Much has been made of the fact that the report is full of words like "probably" and "possibly", and Russian state media said this compromised the veracity of the report.

"Why was the process closed and the key word in the report 'possibly'?" state TV channel Rossiya 24 said, summing up the gist of media reporting.

"Why has the UK exhumed this case now and why are the key witnesses no longer alive?"

'Mister Maybe'

Russian official state television channel Rossiya 1 and Rossiya 24 both downplayed the link between Putin and the polonium poisoning of Litvinenko in London nine years ago.

Media caption,

Much airtime was spent "brushing off" the Litvinenko inquiry - Vitaliy Shevchenko.

Correspondents' reports from London translated the word "probably" as "vozmozhno" ("possibly"), which they kept repeating and stressing, further softening the implications by adding words "even" and "allegedly".

Reporting from London for Rossiya 24, correspondent Aleksey Khabarov used "possible" three times in a single sentence, saying: "It is possible that they [Andrey Lugovoy and Dmitriy Kovtun] acted on the instructions of the Federal Security Service [FSB] of Russia and it is even possible, as he said, that the former head of the FSB Patrushev was involved and, allegedly, the operation was possibly conducted with the approval of President Putin."

According to the Moscow-based NTV channel, Judge Sir Robert Owen is "Mister Maybe". A presenter said that Owen "blamed Lugovoy and Kovtun, entirely predictably and ignored all the evidence to the contrary".

In using words like "possibly", "the judge, Sir Robert Owen, seems to be denying responsibility for the report and could change his mind at any time", another NTV presenter said. She added that there was "nothing new" in the report.

Image source, Channel1
Image caption,

Russian TV channels homed in on the use of the words "possibly" and "probably"

Discrediting Russia

One pundit on NTV argued that secret services do not use radioactive means for killings "because it's hard to hush it up so this whole thing is a put-up job to discredit Russia".

The correspondent said the whole affair was opaque: MI6 did not give evidence and the inquiry went nowhere for six years after Litvinenko's death.

The correspondent concluded: "London's illegitimate conclusions in the Litvinenko case will not remain without serious consequences, according to Moscow.

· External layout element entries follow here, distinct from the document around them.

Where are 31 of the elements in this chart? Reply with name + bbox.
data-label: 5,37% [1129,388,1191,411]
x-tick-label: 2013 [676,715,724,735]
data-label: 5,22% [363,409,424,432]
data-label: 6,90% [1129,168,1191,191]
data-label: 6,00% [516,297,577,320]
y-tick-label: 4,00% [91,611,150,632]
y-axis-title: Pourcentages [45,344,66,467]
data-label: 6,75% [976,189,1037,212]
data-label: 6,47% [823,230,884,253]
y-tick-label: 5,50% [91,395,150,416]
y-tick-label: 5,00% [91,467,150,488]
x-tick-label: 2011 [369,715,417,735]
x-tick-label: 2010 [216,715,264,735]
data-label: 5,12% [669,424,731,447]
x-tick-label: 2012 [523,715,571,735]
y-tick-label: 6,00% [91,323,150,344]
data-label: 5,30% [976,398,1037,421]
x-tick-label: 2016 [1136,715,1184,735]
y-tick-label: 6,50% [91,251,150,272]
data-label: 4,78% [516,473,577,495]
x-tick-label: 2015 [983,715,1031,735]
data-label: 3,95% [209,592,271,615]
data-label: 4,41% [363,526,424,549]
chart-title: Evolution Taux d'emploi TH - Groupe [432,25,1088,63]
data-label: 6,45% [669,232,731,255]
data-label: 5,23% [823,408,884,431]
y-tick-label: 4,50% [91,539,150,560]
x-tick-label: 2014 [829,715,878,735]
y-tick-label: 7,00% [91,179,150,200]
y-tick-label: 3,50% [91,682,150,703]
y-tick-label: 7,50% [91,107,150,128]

Our country's reaction will come after careful study of the report and it will probably be exceedingly harsh."

Russian foreign ministry spokeswoman Mariya Zakharova's statement that Western colleagues were engaged in "theatre of absurd" and "theatre of shadows" was aired prominently on main channels. She said the inquiry was "about as closed and secret as it could have been".

Several social media posts jeered at what they portrayed as a tendency to blame Russia for every crisis.

"Drivel statement already picked up by Ukrainian media" said Twitter user Zampolit, external under a hashtag that translates as "Putin may have approved it", with users posting their thoughts on infamous events that the British could pin on the Russian president.

Warming to the theme, Twitter user Dmitriy Khomutov, external wrote: "Massacre of the native population of America by European democrats and humanists"; while Rishikesh News, external tweeted "Putin possibly approved the nuclear holocaust of Hiroshima and Nagasaki".